Tia: Heswa, aku dapat panggilan interview di Joyoutomo untuk besok. Padahal sore ini aku juga interview ke Star Jaya.

Heswa: Aku besok juga musti ke Joyoutomo group. Untuk yang sore di Star Jaya aku musti batalin.

Tia: Kenapa? Itu kan perusahaan besar.

Heswa: gak dapat izin dari tuan muda Jati. :D

Tia: Jadi aku cuma berangkat sama Selvi nih.

Hewa: Iyalah. Oh ya, besok aku nebeng ke Joyoutomo ya...
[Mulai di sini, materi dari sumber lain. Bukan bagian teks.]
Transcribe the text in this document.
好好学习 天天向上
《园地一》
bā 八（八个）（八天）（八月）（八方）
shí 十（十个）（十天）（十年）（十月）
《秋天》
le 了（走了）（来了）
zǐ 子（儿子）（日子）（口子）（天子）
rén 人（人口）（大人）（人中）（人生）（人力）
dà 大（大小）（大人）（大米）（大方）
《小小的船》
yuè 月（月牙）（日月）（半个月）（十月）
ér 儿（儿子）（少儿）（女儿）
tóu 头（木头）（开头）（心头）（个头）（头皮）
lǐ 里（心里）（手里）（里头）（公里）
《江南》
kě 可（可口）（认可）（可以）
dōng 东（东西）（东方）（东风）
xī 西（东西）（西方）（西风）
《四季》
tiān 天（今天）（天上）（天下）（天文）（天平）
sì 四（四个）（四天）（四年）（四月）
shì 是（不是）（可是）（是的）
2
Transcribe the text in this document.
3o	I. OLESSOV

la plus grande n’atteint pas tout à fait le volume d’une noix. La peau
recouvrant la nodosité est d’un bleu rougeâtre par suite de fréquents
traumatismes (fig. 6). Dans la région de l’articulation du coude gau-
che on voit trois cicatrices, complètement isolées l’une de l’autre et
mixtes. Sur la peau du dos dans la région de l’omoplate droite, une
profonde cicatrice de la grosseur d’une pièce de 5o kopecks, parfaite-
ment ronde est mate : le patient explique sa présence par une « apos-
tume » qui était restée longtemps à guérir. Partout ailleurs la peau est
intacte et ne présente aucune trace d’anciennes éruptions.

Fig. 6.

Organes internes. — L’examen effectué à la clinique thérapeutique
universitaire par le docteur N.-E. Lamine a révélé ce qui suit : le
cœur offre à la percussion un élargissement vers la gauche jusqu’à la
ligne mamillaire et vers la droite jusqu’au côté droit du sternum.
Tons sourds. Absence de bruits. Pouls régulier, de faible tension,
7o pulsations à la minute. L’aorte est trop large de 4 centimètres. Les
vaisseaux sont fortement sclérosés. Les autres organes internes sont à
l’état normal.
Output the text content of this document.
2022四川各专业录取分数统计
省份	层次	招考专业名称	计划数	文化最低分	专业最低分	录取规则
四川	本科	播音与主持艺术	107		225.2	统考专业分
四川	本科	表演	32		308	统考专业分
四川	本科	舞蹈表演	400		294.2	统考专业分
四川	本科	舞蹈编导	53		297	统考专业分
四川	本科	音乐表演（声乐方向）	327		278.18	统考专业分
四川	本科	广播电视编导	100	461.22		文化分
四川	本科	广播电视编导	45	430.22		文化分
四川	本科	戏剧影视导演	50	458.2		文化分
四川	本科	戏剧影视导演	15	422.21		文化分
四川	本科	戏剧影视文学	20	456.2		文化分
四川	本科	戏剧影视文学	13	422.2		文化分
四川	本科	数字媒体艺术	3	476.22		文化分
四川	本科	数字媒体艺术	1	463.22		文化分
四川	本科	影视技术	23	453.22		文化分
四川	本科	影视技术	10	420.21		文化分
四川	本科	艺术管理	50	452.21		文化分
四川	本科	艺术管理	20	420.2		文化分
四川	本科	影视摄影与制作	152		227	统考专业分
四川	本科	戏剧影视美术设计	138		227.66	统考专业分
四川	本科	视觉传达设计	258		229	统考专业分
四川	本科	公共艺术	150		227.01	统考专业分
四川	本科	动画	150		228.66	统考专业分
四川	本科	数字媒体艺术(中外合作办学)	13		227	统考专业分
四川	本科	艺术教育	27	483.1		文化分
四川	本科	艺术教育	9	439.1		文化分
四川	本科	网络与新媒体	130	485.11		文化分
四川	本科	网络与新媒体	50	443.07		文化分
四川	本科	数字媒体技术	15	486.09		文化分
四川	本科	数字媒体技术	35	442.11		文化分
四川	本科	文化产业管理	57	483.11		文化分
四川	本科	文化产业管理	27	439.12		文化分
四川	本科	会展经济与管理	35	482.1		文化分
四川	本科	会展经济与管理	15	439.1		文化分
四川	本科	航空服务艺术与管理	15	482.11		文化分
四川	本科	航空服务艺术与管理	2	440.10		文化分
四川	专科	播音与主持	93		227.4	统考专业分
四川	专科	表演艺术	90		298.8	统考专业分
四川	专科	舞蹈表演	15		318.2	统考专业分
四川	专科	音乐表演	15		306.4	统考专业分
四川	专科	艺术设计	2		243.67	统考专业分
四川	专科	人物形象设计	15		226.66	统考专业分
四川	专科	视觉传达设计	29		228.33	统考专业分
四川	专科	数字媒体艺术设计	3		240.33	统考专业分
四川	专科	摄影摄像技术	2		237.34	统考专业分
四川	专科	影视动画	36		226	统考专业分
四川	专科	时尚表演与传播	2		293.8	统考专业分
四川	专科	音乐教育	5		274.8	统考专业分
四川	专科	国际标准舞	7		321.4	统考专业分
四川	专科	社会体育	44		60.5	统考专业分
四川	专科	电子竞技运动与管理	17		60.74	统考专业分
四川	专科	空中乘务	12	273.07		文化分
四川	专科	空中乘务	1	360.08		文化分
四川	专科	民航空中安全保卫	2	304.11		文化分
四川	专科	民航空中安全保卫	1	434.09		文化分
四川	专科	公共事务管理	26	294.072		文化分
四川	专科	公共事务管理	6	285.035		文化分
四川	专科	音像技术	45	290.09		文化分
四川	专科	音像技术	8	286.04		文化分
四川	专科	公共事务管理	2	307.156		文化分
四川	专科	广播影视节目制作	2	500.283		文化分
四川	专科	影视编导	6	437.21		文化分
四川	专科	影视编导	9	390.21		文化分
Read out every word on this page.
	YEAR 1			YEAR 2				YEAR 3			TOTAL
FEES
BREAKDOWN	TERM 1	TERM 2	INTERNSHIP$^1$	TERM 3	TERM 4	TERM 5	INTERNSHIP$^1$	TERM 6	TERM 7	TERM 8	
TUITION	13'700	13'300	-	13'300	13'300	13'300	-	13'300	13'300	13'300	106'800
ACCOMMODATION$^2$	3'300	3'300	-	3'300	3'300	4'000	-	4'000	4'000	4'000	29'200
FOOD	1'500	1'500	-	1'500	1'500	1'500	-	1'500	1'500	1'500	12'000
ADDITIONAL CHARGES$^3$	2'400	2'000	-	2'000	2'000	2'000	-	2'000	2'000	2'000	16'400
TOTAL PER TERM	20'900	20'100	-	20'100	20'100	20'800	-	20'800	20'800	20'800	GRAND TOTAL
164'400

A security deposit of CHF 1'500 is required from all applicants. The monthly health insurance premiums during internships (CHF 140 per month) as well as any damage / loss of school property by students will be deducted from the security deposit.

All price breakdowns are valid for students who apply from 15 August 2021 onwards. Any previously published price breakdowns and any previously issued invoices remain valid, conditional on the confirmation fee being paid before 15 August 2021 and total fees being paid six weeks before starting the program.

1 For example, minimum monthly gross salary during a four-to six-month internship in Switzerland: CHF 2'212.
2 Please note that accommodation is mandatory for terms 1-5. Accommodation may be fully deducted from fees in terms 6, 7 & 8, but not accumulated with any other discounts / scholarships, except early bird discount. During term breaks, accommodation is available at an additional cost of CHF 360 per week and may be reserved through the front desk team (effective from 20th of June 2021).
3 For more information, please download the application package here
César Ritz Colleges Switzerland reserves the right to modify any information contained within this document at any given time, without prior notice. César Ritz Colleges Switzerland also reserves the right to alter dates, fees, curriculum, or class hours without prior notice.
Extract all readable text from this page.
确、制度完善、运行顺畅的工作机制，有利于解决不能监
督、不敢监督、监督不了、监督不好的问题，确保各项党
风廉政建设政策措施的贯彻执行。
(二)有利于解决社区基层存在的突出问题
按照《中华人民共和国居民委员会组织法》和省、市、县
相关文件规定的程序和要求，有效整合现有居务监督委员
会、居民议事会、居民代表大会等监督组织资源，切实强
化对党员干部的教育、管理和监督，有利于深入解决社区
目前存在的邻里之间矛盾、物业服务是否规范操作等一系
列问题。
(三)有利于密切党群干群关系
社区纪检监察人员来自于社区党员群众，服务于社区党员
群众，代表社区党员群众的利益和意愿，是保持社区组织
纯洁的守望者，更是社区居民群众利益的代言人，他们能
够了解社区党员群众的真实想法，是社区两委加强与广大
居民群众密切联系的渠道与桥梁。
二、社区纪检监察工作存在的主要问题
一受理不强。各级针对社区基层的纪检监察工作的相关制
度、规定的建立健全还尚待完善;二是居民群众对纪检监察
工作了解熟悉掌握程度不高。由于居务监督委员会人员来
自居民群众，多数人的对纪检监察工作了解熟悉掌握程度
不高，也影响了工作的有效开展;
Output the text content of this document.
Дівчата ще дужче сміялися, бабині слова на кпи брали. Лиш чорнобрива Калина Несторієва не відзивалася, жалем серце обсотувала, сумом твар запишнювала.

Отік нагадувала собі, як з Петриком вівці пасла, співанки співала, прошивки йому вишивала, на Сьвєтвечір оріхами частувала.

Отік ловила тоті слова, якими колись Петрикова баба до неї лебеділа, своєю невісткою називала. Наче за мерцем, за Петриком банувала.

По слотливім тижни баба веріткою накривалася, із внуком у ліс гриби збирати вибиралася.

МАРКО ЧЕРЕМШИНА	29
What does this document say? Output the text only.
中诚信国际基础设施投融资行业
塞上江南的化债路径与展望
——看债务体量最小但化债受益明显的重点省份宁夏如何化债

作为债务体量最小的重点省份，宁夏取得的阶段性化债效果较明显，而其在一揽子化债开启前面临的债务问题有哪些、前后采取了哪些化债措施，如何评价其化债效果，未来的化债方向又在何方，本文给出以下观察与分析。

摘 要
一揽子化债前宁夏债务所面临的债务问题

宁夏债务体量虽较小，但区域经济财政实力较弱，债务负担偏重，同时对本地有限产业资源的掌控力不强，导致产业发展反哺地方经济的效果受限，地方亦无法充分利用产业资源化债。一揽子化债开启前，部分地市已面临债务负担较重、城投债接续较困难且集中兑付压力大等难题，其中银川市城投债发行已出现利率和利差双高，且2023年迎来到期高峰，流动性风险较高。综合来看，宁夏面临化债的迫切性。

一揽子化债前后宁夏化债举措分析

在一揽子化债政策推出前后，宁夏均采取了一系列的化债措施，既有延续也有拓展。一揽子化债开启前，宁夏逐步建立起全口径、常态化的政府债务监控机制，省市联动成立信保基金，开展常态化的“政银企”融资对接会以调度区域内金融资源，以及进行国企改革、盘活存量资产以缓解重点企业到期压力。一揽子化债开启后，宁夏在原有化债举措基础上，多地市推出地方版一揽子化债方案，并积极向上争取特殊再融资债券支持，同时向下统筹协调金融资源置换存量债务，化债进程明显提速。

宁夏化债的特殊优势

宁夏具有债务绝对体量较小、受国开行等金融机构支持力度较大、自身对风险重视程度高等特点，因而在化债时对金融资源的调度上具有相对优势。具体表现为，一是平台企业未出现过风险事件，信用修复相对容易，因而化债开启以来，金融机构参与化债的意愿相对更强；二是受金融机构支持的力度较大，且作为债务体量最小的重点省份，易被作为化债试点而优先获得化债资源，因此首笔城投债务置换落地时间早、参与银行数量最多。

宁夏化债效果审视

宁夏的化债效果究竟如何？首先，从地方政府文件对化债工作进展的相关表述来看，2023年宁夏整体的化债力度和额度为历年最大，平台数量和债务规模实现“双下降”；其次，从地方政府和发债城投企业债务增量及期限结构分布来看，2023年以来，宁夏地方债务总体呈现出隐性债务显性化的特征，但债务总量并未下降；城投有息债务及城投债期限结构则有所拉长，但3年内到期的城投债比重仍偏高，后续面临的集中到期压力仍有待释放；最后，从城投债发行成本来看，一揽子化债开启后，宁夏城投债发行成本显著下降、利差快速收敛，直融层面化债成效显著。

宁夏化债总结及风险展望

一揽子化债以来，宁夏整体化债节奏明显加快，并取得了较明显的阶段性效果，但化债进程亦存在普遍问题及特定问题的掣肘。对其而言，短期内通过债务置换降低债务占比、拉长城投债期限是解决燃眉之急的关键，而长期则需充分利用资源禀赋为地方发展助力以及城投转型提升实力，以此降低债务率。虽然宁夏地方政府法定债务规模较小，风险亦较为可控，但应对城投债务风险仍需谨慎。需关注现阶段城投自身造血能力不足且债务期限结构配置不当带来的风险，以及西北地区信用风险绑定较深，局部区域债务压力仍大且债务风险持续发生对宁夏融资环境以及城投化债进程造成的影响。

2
Tia: Kenapa gak pake mobil aja?

Heswa: Itu mobil bekasnya Mas Jati. Otomatis karyawannya tahu dong kalau itu mobil atasan mereka. Apa lagi yang nganter pak Lukman, bisa makin curiga mereka.

Tia: Siap Mrs. Joyoutomo. :D

Heswa: Tiaaaaaaaaa.....

Chatting mereka berakhir dengan kekesalan Heswa dan tawa lepas Tia.

***

Keesokan paginya Heswa berangkat nebeng Tia tanpa sepengetahuan Jati. Tia membonceng Heswa dengan sangat hati hati. Bukan apa apa hanya takut penampilan dan bawaan mereka berantakan.

"Selvi juga dapat panggilan?" Heswa bertanya agak sedikit berteriak agar didengar Tia.

"Ga...Dia udah di terima di Star Jaya, lagian dia bilang kalau di Joyoutomo mau ambil dua orang aja. Dia cari aman deh." Jelas Tia.

"Kok kamu gak di terima?" Heswa heran.

"Aku telat datangnya. Namaku udah dipanggil tiga kali." Tia merasa kecewa dengan kecerobohannya.

"Semoga hari ini hari keberuntungan kita." Heswa memberi semangat dibalas anggukan dari Tia.

Sekitar lima belas menit mereka sudah masuk ke gedung yang megah. Banyak sekali karyawan yang berlalu lalang.

"Permisi mbak, kalau ruangan untuk interview di mana ya?" Heswa bertanya pada seorang yang berdiri di balik meja resepsionis.

"Mbaknya naik saja ke lantai tiga. nanti keluar dari pintu lift belok kanan, pintu ketiga." Jelas karywan itu ramah pada Heswa.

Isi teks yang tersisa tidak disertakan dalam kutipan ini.